12. The judge considered the evidence from the UNHCR relied on by the appellant and he also considered the guidance in MOJ. For the reasons set out at 37-42 he concluded that the respondent was entitled to cease the appellant's refugee status. There has been no challenge to that conclusion by the appellant and those findings stand.
13. The second issue was addressed at paragraphs 43-47. The judge found the appellant to be a prolific offender with a propensity to re-offend and that he was therefore a danger to the community of the UK (at 47). He concluded that the appellant should be excluded from humanitarian protection. The appellant does not seek to challenge those findings, which stand.
14. The judge then turned to articles 3 and 8. He took note of MOJ specifically with regard to the issues of financial support from abroad and the opportunities for employment for returnees. He found that the appellant's family in the UK would not or could not support him in the event of his removal to Mogadishu (at 49) however he provides no reasons for reaching this conclusion. The appellant has a large family here, parents, siblings, aunt and cousins and his oral evidence that he did not know whether they would assist him does not provide a basis for a finding that they would not, particularly as they appear to have supported him for the duration of his residence in the UK. Mr Clarke is right to submit that it is a big leap from the appellant's vague evidence on support to a conclusion that he would have no financial assistance. I find that the judge's conclusion in this respect is flawed.
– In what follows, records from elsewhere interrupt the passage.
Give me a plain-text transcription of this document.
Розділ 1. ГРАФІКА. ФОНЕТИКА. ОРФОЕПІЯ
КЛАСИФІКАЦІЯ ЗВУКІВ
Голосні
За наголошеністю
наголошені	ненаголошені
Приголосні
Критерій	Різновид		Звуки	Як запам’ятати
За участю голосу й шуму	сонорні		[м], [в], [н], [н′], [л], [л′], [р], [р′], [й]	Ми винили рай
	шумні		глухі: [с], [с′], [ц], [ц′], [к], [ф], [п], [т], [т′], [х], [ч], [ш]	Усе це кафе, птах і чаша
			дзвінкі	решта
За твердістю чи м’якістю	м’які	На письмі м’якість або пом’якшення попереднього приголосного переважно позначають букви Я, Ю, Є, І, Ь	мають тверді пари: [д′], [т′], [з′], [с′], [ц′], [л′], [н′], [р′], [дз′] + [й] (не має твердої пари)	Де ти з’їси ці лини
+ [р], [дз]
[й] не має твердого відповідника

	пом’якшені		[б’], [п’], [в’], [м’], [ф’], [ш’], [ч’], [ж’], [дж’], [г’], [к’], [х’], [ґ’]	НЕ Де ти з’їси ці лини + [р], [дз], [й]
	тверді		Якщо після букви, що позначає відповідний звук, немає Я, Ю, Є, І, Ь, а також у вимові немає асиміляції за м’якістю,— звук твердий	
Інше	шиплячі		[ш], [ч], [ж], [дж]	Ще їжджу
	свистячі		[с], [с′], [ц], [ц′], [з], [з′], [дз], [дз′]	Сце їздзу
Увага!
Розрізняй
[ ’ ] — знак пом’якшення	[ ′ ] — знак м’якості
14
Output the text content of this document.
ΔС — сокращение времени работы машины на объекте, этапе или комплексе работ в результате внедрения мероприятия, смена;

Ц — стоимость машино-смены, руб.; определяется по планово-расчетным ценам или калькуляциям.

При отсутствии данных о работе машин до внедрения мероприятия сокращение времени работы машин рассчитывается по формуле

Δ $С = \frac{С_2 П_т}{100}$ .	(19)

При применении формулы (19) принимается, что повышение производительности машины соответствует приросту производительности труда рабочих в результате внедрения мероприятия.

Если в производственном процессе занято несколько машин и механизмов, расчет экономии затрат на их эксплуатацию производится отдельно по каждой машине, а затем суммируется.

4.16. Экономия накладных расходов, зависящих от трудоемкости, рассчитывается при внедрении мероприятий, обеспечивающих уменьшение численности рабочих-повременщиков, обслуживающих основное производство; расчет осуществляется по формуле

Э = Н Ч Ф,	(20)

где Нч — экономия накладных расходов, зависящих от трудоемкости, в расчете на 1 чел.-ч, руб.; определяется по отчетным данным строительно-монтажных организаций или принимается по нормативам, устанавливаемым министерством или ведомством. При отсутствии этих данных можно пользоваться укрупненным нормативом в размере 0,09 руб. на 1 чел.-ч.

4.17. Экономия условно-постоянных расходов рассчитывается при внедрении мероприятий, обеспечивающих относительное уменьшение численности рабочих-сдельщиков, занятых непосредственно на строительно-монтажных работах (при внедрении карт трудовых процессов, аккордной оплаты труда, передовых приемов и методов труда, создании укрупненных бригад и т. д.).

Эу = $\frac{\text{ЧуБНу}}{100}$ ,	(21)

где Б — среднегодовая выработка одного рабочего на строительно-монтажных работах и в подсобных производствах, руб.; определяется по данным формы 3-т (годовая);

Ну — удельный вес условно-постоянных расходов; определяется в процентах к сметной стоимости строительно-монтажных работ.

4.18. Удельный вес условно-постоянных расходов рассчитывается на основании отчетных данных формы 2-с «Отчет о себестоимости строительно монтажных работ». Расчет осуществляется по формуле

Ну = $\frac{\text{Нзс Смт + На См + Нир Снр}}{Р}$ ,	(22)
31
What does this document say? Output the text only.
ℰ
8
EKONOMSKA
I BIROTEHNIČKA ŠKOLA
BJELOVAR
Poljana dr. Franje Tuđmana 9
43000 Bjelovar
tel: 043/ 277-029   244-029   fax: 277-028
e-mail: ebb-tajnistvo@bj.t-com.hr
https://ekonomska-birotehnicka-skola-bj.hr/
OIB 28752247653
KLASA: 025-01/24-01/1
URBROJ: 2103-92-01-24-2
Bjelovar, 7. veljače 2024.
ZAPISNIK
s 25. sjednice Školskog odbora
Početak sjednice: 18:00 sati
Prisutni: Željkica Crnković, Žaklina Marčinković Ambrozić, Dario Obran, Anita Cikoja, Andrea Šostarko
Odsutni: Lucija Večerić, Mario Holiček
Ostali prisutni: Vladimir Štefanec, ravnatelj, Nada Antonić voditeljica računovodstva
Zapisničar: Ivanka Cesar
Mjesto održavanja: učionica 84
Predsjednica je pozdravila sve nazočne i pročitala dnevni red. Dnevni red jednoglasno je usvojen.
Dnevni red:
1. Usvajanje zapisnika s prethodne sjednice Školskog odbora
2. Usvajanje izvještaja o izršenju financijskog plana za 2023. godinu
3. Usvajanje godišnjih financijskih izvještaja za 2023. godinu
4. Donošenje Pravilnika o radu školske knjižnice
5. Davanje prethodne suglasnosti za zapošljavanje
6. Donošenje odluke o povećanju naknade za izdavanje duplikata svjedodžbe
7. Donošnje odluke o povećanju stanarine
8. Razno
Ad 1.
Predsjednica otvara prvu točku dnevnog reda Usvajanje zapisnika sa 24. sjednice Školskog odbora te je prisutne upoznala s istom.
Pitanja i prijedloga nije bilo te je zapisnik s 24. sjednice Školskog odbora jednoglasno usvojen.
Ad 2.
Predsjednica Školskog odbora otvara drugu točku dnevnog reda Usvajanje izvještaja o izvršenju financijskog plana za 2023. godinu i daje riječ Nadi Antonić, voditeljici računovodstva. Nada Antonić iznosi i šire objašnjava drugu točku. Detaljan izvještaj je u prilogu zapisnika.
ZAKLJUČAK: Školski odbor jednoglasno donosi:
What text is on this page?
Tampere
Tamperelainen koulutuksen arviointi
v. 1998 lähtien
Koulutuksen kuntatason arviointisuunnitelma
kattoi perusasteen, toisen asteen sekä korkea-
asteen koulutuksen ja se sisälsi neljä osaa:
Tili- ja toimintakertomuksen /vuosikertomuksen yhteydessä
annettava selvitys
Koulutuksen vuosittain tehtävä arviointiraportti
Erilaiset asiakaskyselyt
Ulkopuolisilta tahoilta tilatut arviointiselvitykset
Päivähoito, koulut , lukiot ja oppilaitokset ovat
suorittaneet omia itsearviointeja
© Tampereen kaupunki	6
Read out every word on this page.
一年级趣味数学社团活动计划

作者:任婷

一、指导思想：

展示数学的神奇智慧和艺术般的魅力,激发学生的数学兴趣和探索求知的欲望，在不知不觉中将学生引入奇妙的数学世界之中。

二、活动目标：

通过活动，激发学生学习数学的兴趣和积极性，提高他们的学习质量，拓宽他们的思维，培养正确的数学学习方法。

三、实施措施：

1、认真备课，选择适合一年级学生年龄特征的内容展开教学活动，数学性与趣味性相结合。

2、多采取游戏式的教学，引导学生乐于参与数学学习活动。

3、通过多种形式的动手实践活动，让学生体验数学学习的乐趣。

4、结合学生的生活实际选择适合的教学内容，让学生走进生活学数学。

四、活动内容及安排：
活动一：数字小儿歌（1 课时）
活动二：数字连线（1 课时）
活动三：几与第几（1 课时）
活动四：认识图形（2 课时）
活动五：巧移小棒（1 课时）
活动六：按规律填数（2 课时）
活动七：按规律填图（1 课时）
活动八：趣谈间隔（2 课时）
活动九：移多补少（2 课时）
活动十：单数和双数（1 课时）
15. The judge then looked at the availability of employment in Somalia. According to the guidance in MOJ, there is evidence that returnees are taking jobs from the locals and there has been an economic boom. The guidance is that it is for the person facing return to explain why he would not be able to access the arising economic opportunities. The judge found that because the appellant had lived here since childhood, he spoke no Somali. However, this does not take account of the fact that the appellant has always lived in a Somali family environment (apart from when he has been in custody) and that he had Somali friends and indeed was part of a Somali gang. Without more, the finding that he has no cultural ties to Somalia is unsustainable, given these facts. The appellant was also contradictory about whether he had no knowledge of the language or whether he had some. His claim to live with a Somali speaking mother but to have to use his sister for interpretation has not been explored at all. The simple fact of residence in the UK alone does not mean that a person only speaks English but that is the approach taken by the judge. It was on this basis that the judge concluded that the appellant would be unable to find employment. As the judge's reasoning as to language is inadequate, his finding on employment is flawed and cannot stand.
16. The judge then considered article 8 and found that because of the findings on language and employment, there would be very significant obstacles to his re-integration into Somali society. However, due to the flaws in those findings, the conclusion on article 8 is unsustainable.
17. I, therefore, conclude that the judge erred in his conclusions on articles 3 and 8. Fresh findings in that respect have to be re-made and a new decision must be made. In the circumstances, I remit the appeal to the First-tier Tribunal for fact finding and a fresh decision to be made on human rights issues only.
18. The decision contain errors of law with respect to the conclusions on articles 3 and 8 and is set aside to that extent. It shall be re-made by the First-tier Tribunal at a date to be arranged.
19. There was no request for the anonymity order to continue and I see no reason why it should.